December 12, 2011 (KHARTOUM) – Rebels fighting the Sudanese government in South Kordofan State have reported fresh clashes in which 19 people were killed on Saturday as Sudan’s army claimed it choked rebels’ supplies of arms.

- Rebels from the Sudan People’s Liberation Army-North (SPLA-North) near Dalami, South Kordofan province, show off a rocket propelled grenade launcher they captured in a recent battle with the northern Sudan Armed Forces (Trevor Snapp - GlobalPost)
The spokesman of the rebels Sudan People’s Liberation Movement North (SPLM-N), Arnu Ngutulu Lodi, told AFP on Monday that heavy fighting erupted on Saturday when their forces repelled an attack by the Sudanese Armed Forces (SAF) in Warni, in the far east of Talodi locality.
“They left 19 bodies on the ground," Lodi said. According to the rebels’ spokesman, the clahes followed three days of fighting north of Al-Rashad locality where SPLM-N forces managed to expel SAF from Abu Al-Hassan area.
Lodi further said that fighting was raging in Taruje area near the borders with South Sudan where SPLM-N forces are closing in on SAF forces.
"The fighting now is going on in Taruje. There are heavy artillery bombardments. The SPLA has surround the SAF (Sudanese armed forces), who are under a lot of pressure. Any time now they will be driven out," he said.
South Kordofan’s fighting, which erupted since June, has intensified in recent weeks following the end of the rainy season. The conflict has pitted local groups aligned with South Sudan against the Sudanese government which moved to assert authority over its territories following the secession of South Sudan in July.
The Sudanese army also claimed it retook few areas that were under the control of the rebels.
Al-Sawarmi Khalid Saad, SAF’s official spokesman, on Monday said that the army had tightened its control over Alatmor and Buhyrat Al-Ubayd in order to interdict the supply of arms, food and logistics “coming from South Sudan.”

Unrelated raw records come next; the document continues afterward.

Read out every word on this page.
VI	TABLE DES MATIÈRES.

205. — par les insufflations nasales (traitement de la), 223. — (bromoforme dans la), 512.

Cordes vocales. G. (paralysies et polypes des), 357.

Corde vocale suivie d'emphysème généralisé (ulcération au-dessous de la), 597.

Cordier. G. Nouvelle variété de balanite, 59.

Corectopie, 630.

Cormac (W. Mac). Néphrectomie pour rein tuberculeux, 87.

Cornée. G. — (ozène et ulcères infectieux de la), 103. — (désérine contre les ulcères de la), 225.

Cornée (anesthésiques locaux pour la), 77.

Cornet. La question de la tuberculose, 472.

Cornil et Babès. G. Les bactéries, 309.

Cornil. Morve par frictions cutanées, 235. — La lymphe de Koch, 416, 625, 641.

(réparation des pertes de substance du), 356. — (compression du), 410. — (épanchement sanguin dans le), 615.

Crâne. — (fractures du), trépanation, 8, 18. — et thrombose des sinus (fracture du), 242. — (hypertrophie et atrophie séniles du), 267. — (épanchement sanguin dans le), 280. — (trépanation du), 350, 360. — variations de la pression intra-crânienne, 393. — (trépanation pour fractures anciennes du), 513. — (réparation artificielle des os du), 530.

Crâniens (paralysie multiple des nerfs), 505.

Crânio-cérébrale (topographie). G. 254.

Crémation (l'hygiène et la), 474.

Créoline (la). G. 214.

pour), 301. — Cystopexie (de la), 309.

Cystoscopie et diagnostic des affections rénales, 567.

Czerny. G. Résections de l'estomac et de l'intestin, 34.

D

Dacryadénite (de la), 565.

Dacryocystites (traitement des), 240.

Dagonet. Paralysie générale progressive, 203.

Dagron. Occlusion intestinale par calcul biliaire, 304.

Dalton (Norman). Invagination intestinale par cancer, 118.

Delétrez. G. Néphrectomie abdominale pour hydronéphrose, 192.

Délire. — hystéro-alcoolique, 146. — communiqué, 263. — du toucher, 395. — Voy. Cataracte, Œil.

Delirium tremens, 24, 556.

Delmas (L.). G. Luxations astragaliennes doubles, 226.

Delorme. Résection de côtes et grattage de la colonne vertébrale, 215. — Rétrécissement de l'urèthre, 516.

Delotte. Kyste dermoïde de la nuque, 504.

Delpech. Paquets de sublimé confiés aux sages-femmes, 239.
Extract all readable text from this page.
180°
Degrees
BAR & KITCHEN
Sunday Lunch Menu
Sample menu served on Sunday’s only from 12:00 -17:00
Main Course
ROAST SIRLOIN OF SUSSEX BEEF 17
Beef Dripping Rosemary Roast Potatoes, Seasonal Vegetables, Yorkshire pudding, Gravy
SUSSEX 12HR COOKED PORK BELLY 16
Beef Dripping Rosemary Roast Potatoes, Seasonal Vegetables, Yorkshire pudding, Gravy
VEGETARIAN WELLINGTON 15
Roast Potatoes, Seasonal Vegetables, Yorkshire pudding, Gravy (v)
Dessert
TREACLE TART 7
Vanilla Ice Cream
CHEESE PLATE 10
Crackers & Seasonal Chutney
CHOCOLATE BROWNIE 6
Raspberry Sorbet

The army spokesman said in an interview with Sudan’s official news agency SUNA that SAF had managed to defeat South Sudan’s army SPLA’s 9th division in the disputed border area of Jau.
The armies of Sudan and South Sudan this week clashed for the first time since the latter’s independence in Jau, raising widespread concerns of a return to war between the separated countries.
Khartoum accuses Juba of supporting its erstwhile allies in South Kordofan, a charge the south denies.
On the other hand, Juba accuses Khartoum of supporting rebel groups on southern territories.
Al-Sawarmi denied that SAF was supporting the renegade southern general Gorge Athor, saying that the latter was fighting from within the south’s territories and there were no shared borders between his areas and those of SAF.